I haven't made much progress toward a portable sound file system, but I
want to revisit this problem. I'm still using my own library in Nyquist
and Aura, but I would like to use something with a wider base of users
and developers. I can put some resources into this, and I'm curious
about other people's opinions on the state of the art and what if
anything should be done.
Recently, a student and I re-examined libsndfile and libaudiofile, and I
was disappointed by both. Libsndfile uses a different scale factor on
input and output. This seems to stem from a view that audio data is
basically an analog approximation and a little distortion is OK. My view
is that the implementation should follow a precise specification and the
relationship between float and int samples should be fixed (e.g. ints
can be viewed as binary fractions, making the scale factor 2^N).
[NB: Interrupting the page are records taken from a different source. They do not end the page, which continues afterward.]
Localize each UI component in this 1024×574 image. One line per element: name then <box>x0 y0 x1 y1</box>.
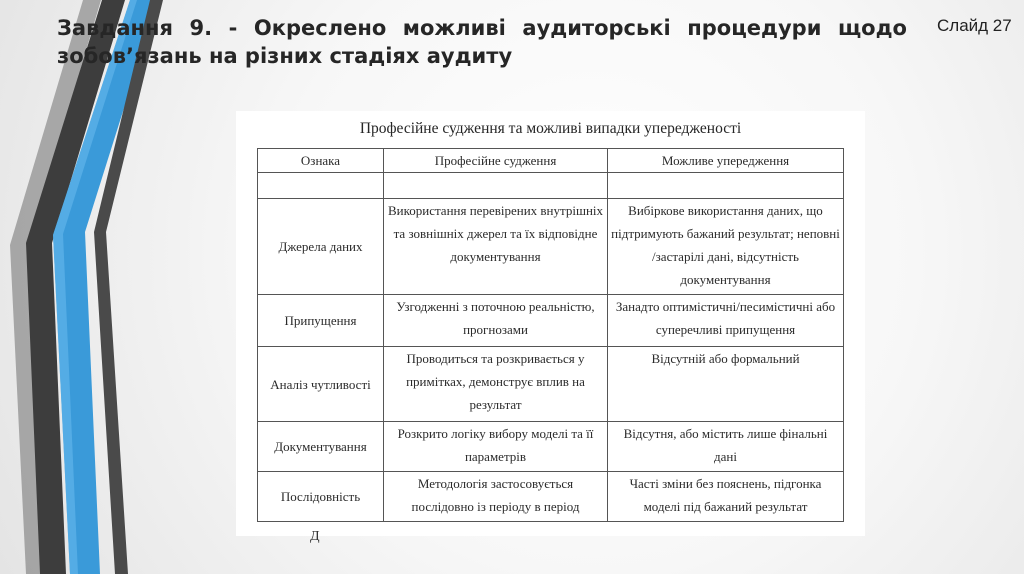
row-bias: Занадто оптимістичні/песимістичні або суперечливі припущення <box>608 295 844 347</box>
row-bias: Вибіркове використання даних, що підтримують бажаний результат; неповні /застарілі дані, відсутність документування <box>608 199 844 295</box>
judgement-bias-table <box>257 148 844 522</box>
table-header-row <box>258 149 844 173</box>
row-sign: Аналіз чутливості <box>258 347 384 422</box>
table-row <box>258 347 844 422</box>
header-sign: Ознака <box>258 149 384 173</box>
header-bias: Можливе упередження <box>608 149 844 173</box>
row-bias: Відсутній або формальний <box>608 347 844 422</box>
table-row <box>258 422 844 472</box>
header-judgement: Професійне судження <box>384 149 608 173</box>
table-caption: Професійне судження та можливі випадки упередженості <box>359 120 742 137</box>
empty-cell <box>608 173 844 199</box>
empty-cell <box>384 173 608 199</box>
row-judgement: Узгодженні з поточною реальністю, прогнозами <box>384 295 608 347</box>
row-sign: Послідовність <box>258 472 384 522</box>
row-judgement: Розкрито логіку вибору моделі та її параметрів <box>384 422 608 472</box>
table-empty-row <box>258 173 844 199</box>
table-image <box>236 111 865 544</box>
row-sign: Припущення <box>258 295 384 347</box>
empty-cell <box>258 173 384 199</box>
slide-number: Слайд 27 <box>937 16 1012 35</box>
row-judgement: Використання перевірених внутрішніх та зовнішніх джерел та їх відповідне документування <box>384 199 608 295</box>
row-bias: Часті зміни без пояснень, підгонка моделі під бажаний результат <box>608 472 844 522</box>
cut-off-text-fragment: Д <box>310 529 320 544</box>
row-sign: Документування <box>258 422 384 472</box>
table-row <box>258 295 844 347</box>
row-sign: Джерела даних <box>258 199 384 295</box>
row-judgement: Методологія застосовується послідовно із періоду в період <box>384 472 608 522</box>
table-row <box>258 199 844 295</box>
row-bias: Відсутня, або містить лише фінальні дані <box>608 422 844 472</box>
slide-title: Завдання 9. - Окреслено можливі аудиторські процедури щодо зобов’язань на різних стадіях аудиту <box>57 16 907 68</box>
table-row <box>258 472 844 522</box>
row-judgement: Проводиться та розкривається у примітках, демонструє вплив на результат <box>384 347 608 422</box>
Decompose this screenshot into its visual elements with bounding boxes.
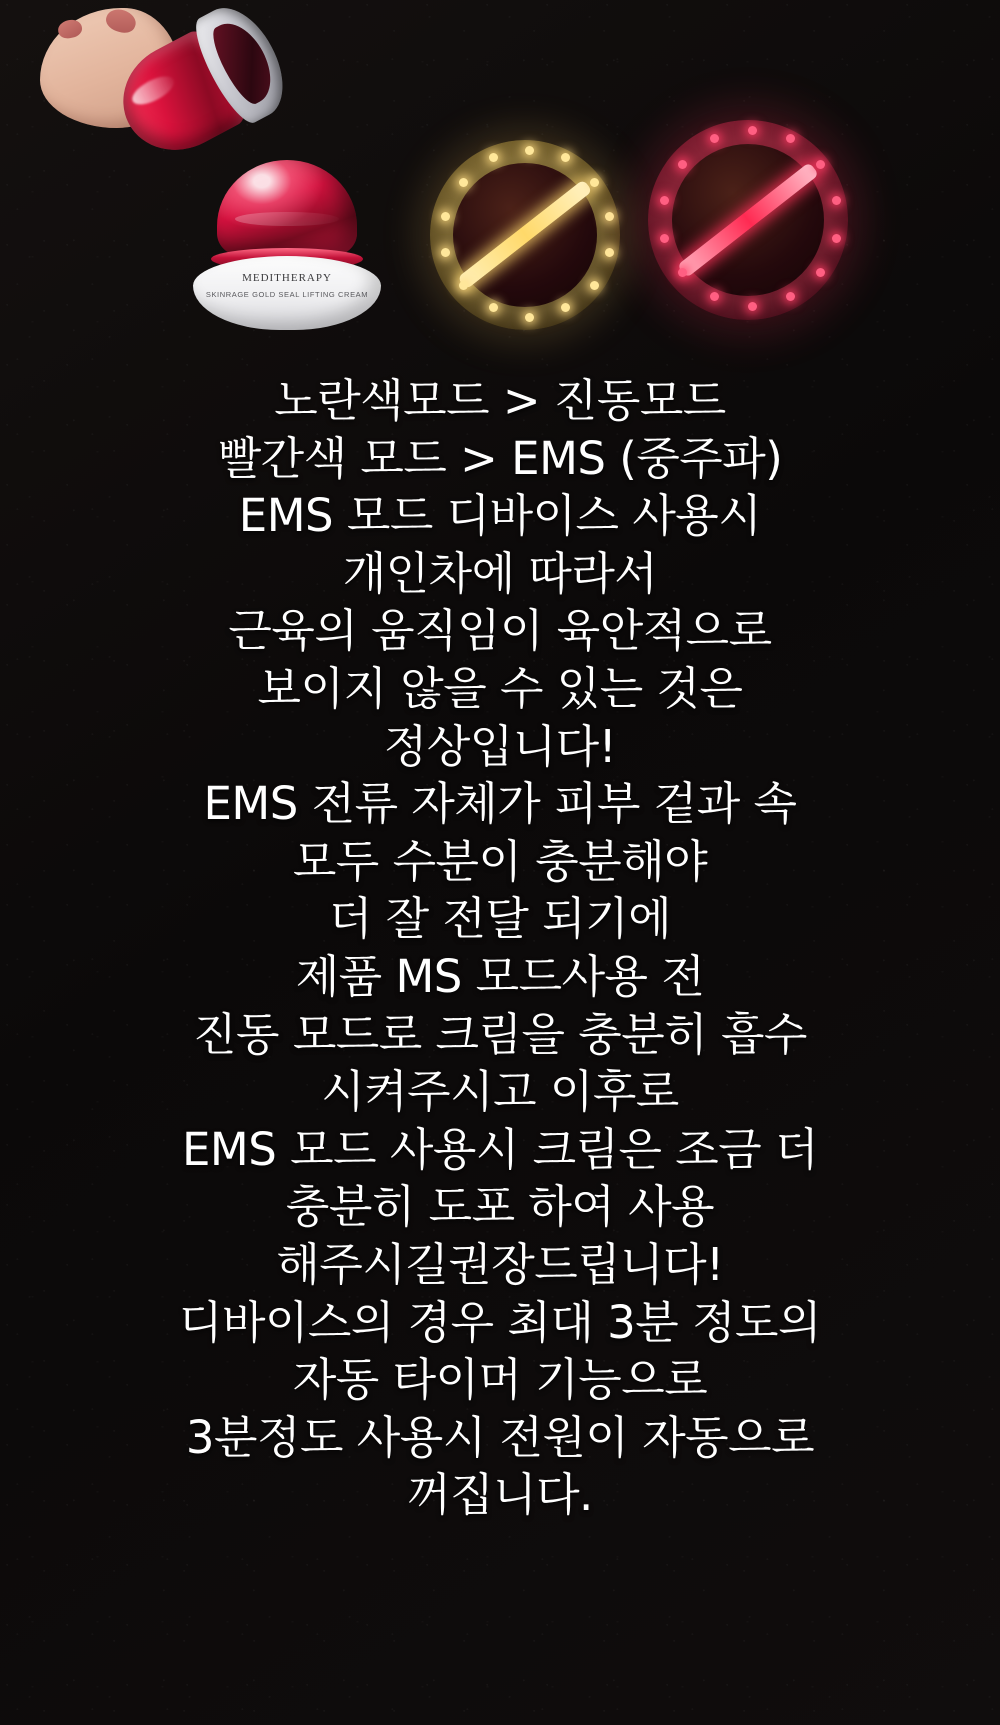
caption-line: 빨간색 모드 > EMS (중주파) — [217, 431, 783, 485]
caption-line: 해주시길권장드립니다! — [276, 1237, 724, 1291]
jar-product-label: SKINRAGE GOLD SEAL LIFTING CREAM — [205, 290, 369, 299]
caption-line: 3분정도 사용시 전원이 자동으로 — [185, 1410, 815, 1464]
caption-line: 정상입니다! — [383, 719, 617, 773]
led-dot — [786, 292, 795, 301]
led-dot — [590, 178, 599, 187]
led-dot — [525, 313, 534, 322]
caption-line: 충분히 도포 하여 사용 — [285, 1180, 715, 1234]
caption-line: 보이지 않을 수 있는 것은 — [257, 661, 743, 715]
led-dot — [832, 196, 841, 205]
led-dot — [660, 196, 669, 205]
led-dot — [748, 126, 757, 135]
caption-line: 진동 모드로 크림을 충분히 흡수 — [193, 1007, 807, 1061]
hand-holding-device-photo — [40, 8, 295, 158]
led-dot — [561, 153, 570, 162]
led-dot — [525, 146, 534, 155]
led-dot — [459, 178, 468, 187]
device-dome — [217, 160, 357, 256]
led-dot — [678, 268, 687, 277]
caption-line: 디바이스의 경우 최대 3분 정도의 — [179, 1295, 821, 1349]
caption-line: EMS 모드 디바이스 사용시 — [238, 489, 762, 543]
caption-line: EMS 모드 사용시 크림은 조금 더 — [181, 1122, 818, 1176]
led-dot — [816, 160, 825, 169]
led-dot — [605, 248, 614, 257]
led-dot — [441, 212, 450, 221]
led-dot — [710, 134, 719, 143]
device-on-cream-jar-photo — [185, 160, 390, 330]
cream-jar — [193, 256, 381, 330]
led-dot — [489, 153, 498, 162]
red-led-head-photo — [648, 120, 848, 320]
caption-line: 노란색모드 > 진동모드 — [274, 374, 726, 427]
led-dot — [441, 248, 450, 257]
led-dot — [605, 212, 614, 221]
fingernail — [103, 6, 138, 36]
caption-line: 자동 타이머 기능으로 — [292, 1353, 708, 1407]
caption-line: 꺼집니다. — [407, 1468, 593, 1522]
led-dot — [710, 292, 719, 301]
caption-line: 더 잘 전달 되기에 — [328, 892, 672, 946]
led-dot — [590, 281, 599, 290]
led-dot — [561, 303, 570, 312]
led-dot — [816, 268, 825, 277]
led-dot — [660, 234, 669, 243]
jar-brand-label: MEDITHERAPY — [242, 272, 332, 284]
caption-line: 개인차에 따라서 — [342, 546, 658, 600]
led-dot — [786, 134, 795, 143]
product-image-collage — [0, 0, 1000, 355]
caption-line: 모두 수분이 충분해야 — [292, 834, 708, 888]
device-highlight — [128, 71, 178, 110]
caption-line: 시켜주시고 이후로 — [321, 1065, 679, 1119]
caption-line: 근육의 움직임이 육안적으로 — [228, 604, 772, 658]
fingernail — [56, 18, 83, 41]
led-dot — [489, 303, 498, 312]
led-dot — [459, 281, 468, 290]
led-dot — [678, 160, 687, 169]
caption-text-block — [0, 372, 1000, 1524]
yellow-led-head-photo — [430, 140, 620, 330]
caption-line: 제품 MS 모드사용 전 — [295, 949, 705, 1003]
led-dot — [832, 234, 841, 243]
led-dot — [748, 302, 757, 311]
caption-line: EMS 전류 자체가 피부 겉과 속 — [203, 777, 797, 831]
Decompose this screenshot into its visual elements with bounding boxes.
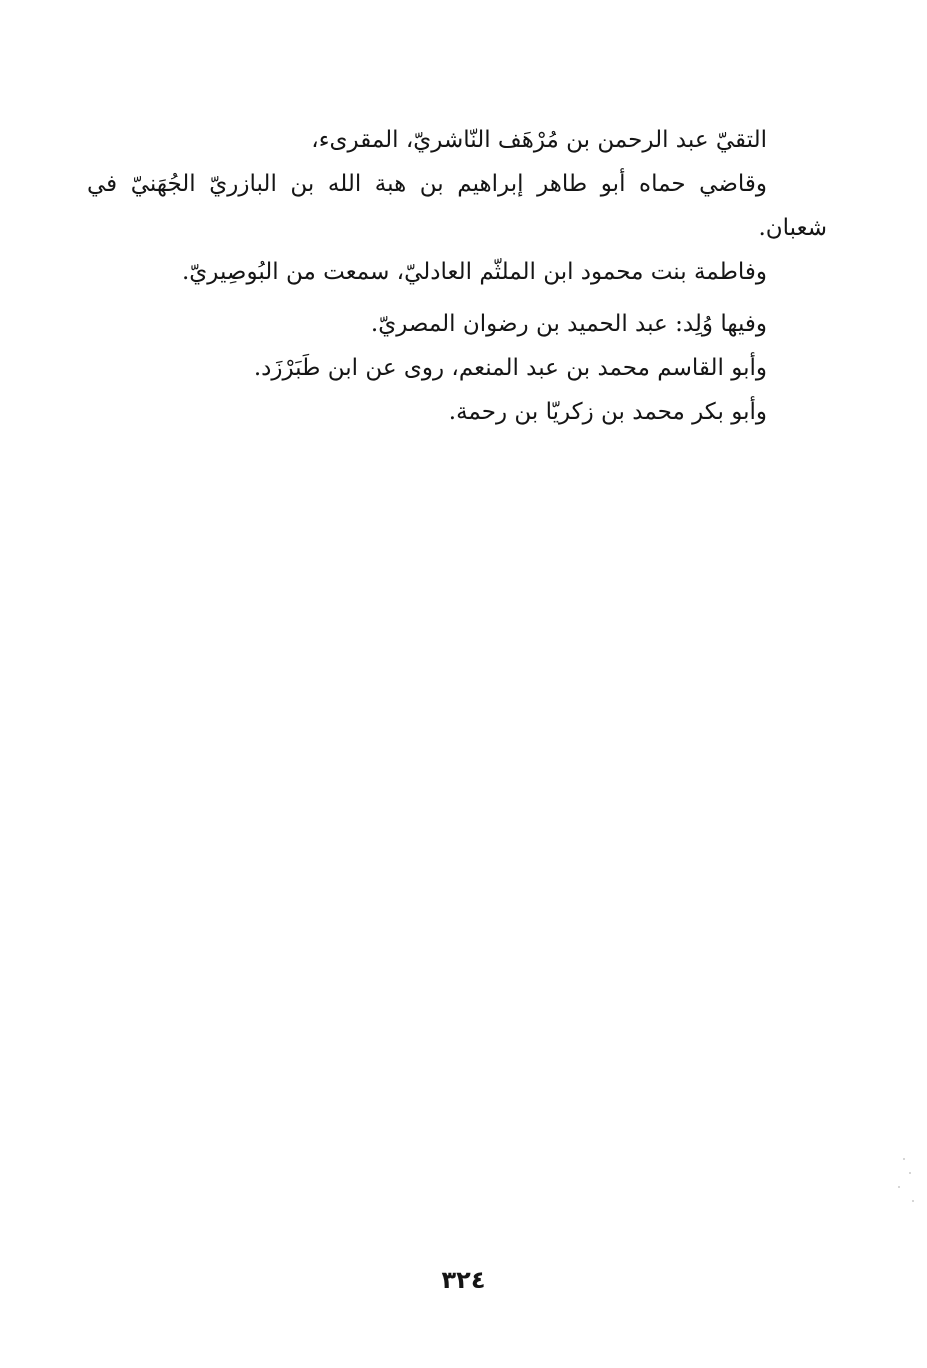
scan-speck	[903, 1158, 905, 1160]
paragraph-gap	[87, 294, 827, 302]
text-line-2: وقاضي حماه أبو طاهر إبراهيم بن هبة الله بن البازريّ الجُهَنيّ في	[87, 171, 767, 197]
text-line-4: وفاطمة بنت محمود ابن الملثّم العادليّ، سمعت من البُوصِيريّ.	[181, 259, 767, 285]
scan-speck	[912, 1200, 914, 1202]
scan-speck	[898, 1186, 900, 1188]
page-number: ٣٢٤	[441, 1266, 486, 1294]
document-body	[87, 118, 827, 434]
scan-speck	[909, 1172, 911, 1174]
text-line-6: وأبو القاسم محمد بن عبد المنعم، روى عن ابن طَبَرْزَد.	[253, 355, 767, 381]
text-line-1: التقيّ عبد الرحمن بن مُرْهَف النّاشريّ، المقرىء،	[311, 127, 767, 153]
text-line-3: شعبان.	[758, 215, 827, 241]
text-line-7: وأبو بكر محمد بن زكريّا بن رحمة.	[448, 399, 767, 425]
text-line-5: وفيها وُلِد: عبد الحميد بن رضوان المصريّ.	[370, 311, 767, 337]
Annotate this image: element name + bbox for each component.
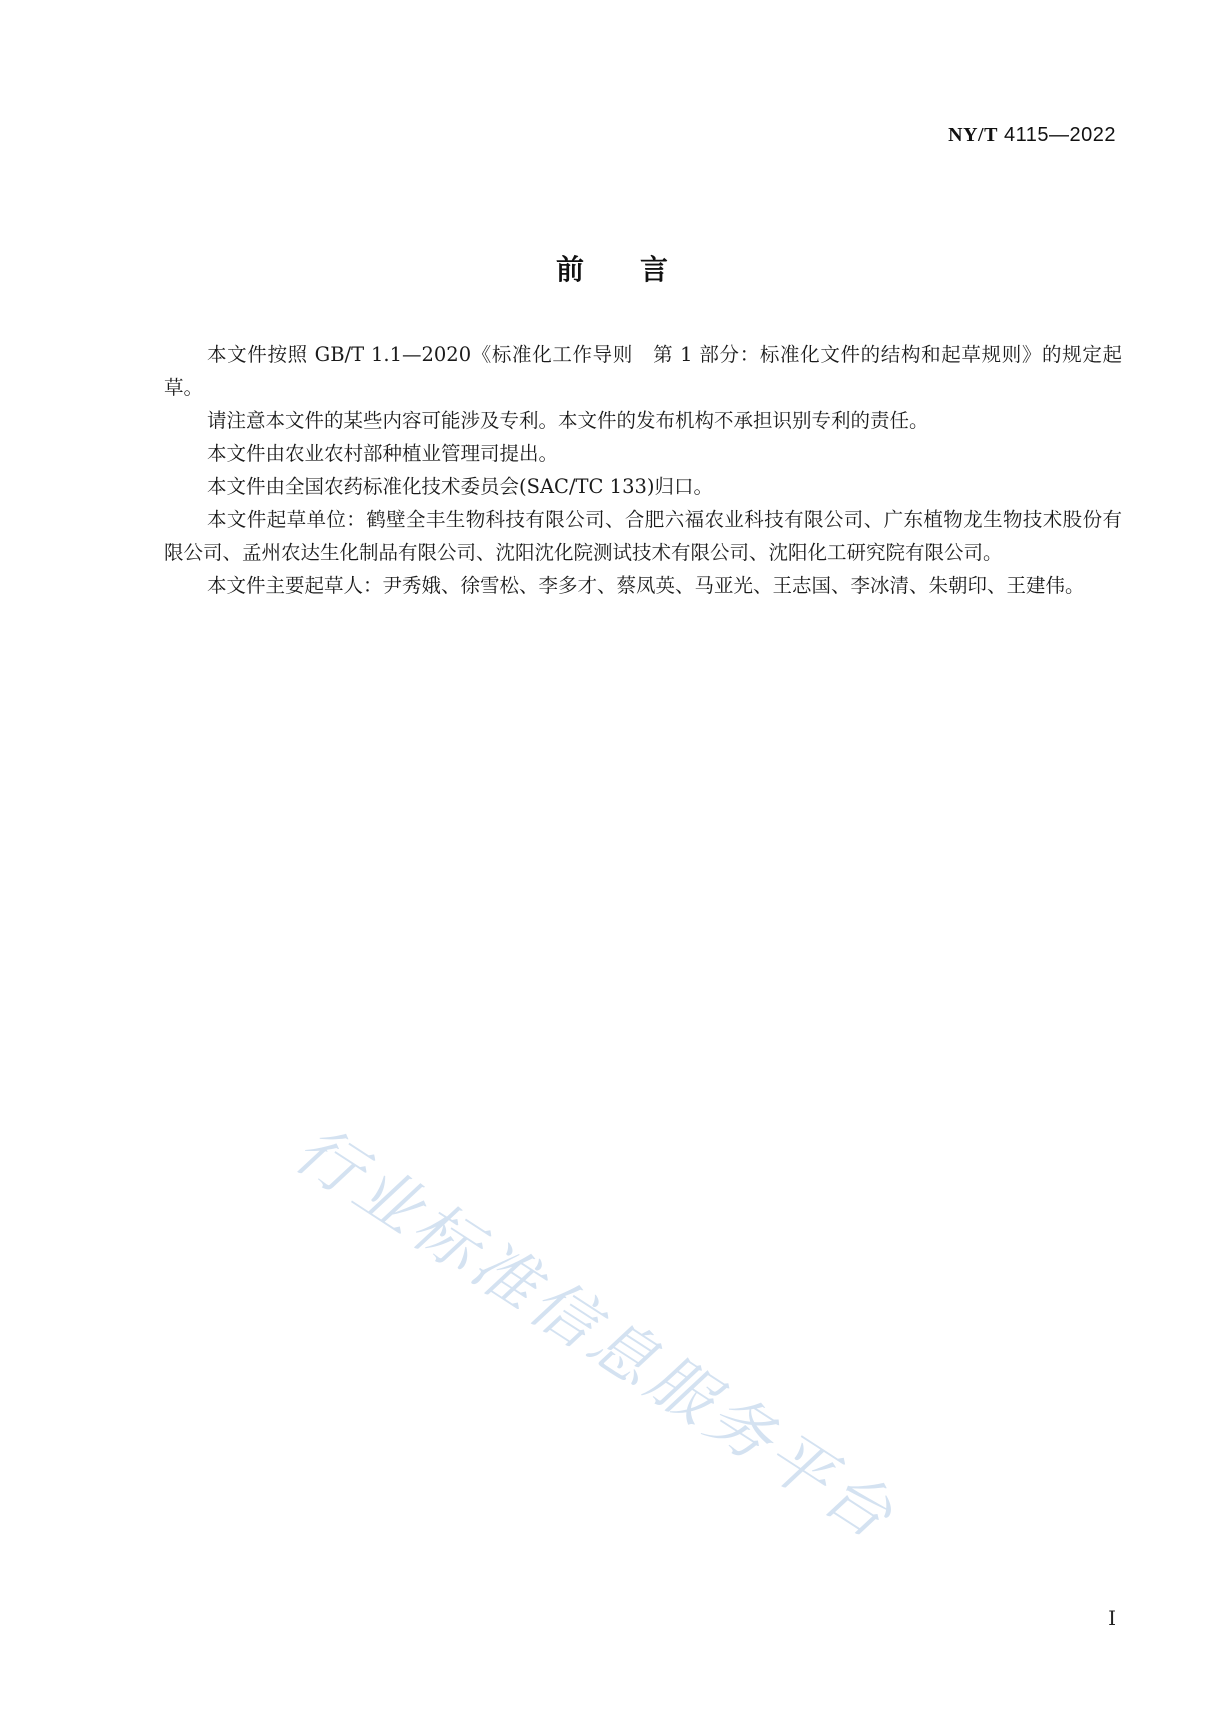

Libsndfile does not support Ogg Vorbis, mp3, or SDIF, although it does
support a lot of formats and at least one that would allow files longer
than 2^32 bytes. Libaudiofile reads data with a scale factor of 1/(2^N -
1) which seems wrong, but I think this can be changed through the API.
Worse, it rounds floats toward zero rather than rounding to the nearest
value, introducing a nonlinearity on output. In spite of the features
and support, I think both libsndfile and libaudiofile have some
fundamental (although easily fixed) problems.
My sense is that writing a new sound file library is a waste of effort
and would not serve many users. I could modify libsndfile, but Erik de
Castro Lopo (creator of libsndfile) would consider a fork of the project
to be "hostile". (Is that important? Audacity already keeps a private
copy of libsndfile, but probably more for source control than anything
else.) I could also work on libaudiofile, but adding a lot of new file
formats there seems like duplication of effort. There's also the
legality question for mp3 support -- I don't understand this, but it
seems to me that dynamically linking to Lame as does Audacity would be
relatively easy.
Meanwhile, the portmedia project is up at SourceForge. I'm slowly
getting things set up there. If anyone would like to
adapt/recreate/update the PortMusic web pages on SourceForge, let me know.